A few bugs had settled on the collapsed trail, but the fissured earth and grass stretched over whole sections of intact limestone substrata, dropped in situ. The collapsed dirt and rock leading up to the t
rail was a challenge, sliding down a foot for every two gained. Kimble made it halfway up before a seemingly solid ledge dropped out from underfoot and he slid all the way back down to the water’s edge and then fell over backward. The water hit his torn ear and he made an inarticulate roar, deep in his throat, without opening his mouth.
“What was that?”
Kimble, about to splash forward to attempt the ascent again, lowered himself slowly back into the water, and crouched until he was neck deep. He wasn’t sure whether to go completely under, hiding, or stay up and keep his sight. The thought of putting the cut underwater again was enough to tip the balance.
It was Deacon Rappaport and Ronson. They still had Pierce, too, hands still tied behind his back. Ronson was bleeding from his mouth—a pulped lip, it looked like. Rappaport’s pristine uniform was disarrayed, but he was otherwise intact. Ronson had one of the gyro rifles and he was holding it against Pierce’s back. They came closer to the edge. Pierce and Ronson both walked hunched over and, at first, Kimble thought they’d been injured, perhaps their backs or hips, but then he realized that the bugs were buzzing overhead and the men were closer to them than Kimble was. Rappaport walked upright, smiling, as if the bugs were a million miles away.

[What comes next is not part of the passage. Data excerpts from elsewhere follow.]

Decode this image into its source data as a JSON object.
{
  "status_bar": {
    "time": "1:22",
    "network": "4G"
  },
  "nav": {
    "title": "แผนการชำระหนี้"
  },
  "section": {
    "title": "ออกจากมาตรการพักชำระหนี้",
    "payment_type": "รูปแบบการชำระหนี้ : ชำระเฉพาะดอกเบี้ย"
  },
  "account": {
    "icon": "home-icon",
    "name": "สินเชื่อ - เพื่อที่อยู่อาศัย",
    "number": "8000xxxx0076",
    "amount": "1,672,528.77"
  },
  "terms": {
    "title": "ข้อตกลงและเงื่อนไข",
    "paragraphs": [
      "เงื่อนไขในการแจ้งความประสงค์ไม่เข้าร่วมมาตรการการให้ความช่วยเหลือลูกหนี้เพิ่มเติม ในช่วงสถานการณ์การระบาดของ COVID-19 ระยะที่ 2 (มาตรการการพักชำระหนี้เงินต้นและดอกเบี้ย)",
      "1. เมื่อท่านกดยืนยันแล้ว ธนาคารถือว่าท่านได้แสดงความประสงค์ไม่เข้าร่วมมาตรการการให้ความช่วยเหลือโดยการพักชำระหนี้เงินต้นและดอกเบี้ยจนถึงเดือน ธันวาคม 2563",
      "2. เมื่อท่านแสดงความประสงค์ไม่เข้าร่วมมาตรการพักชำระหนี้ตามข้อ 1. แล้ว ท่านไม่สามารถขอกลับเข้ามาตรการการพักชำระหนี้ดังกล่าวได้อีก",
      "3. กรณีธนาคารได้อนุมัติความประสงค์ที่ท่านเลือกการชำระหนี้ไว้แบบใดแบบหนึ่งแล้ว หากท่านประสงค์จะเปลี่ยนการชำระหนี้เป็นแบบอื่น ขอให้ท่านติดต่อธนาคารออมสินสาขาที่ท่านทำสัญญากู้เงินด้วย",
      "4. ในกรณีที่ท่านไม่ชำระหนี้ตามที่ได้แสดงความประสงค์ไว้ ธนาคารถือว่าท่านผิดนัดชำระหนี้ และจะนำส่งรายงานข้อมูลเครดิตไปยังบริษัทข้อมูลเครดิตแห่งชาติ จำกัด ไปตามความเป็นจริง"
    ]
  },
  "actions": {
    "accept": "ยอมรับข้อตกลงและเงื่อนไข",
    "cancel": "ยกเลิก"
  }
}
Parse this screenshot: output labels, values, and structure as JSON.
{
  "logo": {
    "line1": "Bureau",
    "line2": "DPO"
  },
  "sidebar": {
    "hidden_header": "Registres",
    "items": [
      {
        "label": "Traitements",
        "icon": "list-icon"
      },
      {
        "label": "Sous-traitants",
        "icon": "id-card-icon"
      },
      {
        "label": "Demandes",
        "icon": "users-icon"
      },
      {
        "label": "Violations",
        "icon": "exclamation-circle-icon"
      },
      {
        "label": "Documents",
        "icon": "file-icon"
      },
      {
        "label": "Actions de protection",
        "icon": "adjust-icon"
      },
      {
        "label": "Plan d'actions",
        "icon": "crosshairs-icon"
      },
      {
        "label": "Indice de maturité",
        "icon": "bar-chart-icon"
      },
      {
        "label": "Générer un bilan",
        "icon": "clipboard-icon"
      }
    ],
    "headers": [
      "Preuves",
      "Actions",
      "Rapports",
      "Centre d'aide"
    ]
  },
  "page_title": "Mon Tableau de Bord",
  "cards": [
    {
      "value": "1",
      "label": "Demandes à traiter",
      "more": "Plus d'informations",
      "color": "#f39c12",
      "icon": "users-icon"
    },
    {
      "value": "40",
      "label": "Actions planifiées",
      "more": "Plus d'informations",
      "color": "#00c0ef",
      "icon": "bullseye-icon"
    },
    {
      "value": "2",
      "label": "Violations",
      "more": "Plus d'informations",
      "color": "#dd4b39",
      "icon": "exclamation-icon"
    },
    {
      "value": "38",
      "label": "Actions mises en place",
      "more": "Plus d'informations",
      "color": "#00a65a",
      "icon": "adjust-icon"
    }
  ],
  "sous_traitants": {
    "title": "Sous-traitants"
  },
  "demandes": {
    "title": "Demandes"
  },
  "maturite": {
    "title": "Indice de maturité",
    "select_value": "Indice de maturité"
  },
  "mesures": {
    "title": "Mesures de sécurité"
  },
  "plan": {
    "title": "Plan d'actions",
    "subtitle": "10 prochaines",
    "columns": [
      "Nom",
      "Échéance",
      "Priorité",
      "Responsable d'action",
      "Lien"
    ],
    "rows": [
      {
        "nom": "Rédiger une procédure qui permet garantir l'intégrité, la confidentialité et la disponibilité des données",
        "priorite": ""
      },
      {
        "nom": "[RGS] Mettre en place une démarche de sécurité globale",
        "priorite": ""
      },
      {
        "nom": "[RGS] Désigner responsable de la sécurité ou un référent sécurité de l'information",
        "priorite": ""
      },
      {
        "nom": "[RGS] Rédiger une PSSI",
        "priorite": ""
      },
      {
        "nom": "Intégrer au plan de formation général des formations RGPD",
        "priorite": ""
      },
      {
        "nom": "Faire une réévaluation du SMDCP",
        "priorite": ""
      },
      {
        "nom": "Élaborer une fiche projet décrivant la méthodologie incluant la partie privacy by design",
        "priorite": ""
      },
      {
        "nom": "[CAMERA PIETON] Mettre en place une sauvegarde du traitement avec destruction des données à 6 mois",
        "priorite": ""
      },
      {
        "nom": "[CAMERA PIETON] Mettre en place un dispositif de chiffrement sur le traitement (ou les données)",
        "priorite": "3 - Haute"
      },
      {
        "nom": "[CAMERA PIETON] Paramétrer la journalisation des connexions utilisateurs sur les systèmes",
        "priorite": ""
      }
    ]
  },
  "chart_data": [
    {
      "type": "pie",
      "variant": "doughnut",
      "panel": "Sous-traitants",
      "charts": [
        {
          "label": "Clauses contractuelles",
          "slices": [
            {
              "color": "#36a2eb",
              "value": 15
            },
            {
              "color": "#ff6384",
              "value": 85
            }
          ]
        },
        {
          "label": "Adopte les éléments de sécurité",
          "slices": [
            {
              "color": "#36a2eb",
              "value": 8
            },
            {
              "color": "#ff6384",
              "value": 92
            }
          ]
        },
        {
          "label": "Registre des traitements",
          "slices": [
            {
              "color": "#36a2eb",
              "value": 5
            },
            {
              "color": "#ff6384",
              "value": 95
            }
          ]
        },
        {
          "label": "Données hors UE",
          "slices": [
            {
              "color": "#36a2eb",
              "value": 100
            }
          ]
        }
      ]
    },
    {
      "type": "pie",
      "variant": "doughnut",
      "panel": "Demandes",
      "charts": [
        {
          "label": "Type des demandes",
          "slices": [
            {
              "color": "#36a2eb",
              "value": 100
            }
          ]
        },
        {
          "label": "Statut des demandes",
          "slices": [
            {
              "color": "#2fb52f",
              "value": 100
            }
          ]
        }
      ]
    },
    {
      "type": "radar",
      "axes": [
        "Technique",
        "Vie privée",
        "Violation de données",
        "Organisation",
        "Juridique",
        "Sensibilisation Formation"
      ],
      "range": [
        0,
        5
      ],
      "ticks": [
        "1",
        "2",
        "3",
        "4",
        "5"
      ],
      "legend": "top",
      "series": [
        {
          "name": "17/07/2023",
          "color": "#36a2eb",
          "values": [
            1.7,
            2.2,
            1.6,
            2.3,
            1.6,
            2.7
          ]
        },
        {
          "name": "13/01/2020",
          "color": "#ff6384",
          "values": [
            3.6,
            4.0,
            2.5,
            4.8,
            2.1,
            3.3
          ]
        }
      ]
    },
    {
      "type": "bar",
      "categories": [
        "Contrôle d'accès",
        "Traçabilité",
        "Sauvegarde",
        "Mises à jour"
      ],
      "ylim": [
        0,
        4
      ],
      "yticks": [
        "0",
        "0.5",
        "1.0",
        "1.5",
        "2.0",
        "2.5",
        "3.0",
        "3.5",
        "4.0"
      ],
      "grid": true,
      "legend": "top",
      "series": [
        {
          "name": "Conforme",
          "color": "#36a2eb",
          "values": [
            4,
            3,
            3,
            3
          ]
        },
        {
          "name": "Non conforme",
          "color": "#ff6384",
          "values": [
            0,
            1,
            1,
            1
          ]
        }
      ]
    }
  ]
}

“And see what I said? Behold, I will deliver thine enemy into thine hand, that thou mayest do to him as it shall seem good unto thee.” He frowned at Ronson and tapped his arm. “Straighten up, man. This isn’t our plague. In righteousness shalt thou be established: thou shalt be far from oppression; for thou shalt not fear: and from terror; for it shall not come near thee.”
Kimble shuddered. The man’s insane.
“He’s the bastard who blew up the rifles! That didn’t happen by accident!” Ronson did straighten up, but Kimble had the feeling that it was more about anger than faith. Ronson raised the rifle and shifted his aim from Pierce to Kimble’s head. “Which eye, Deacon?”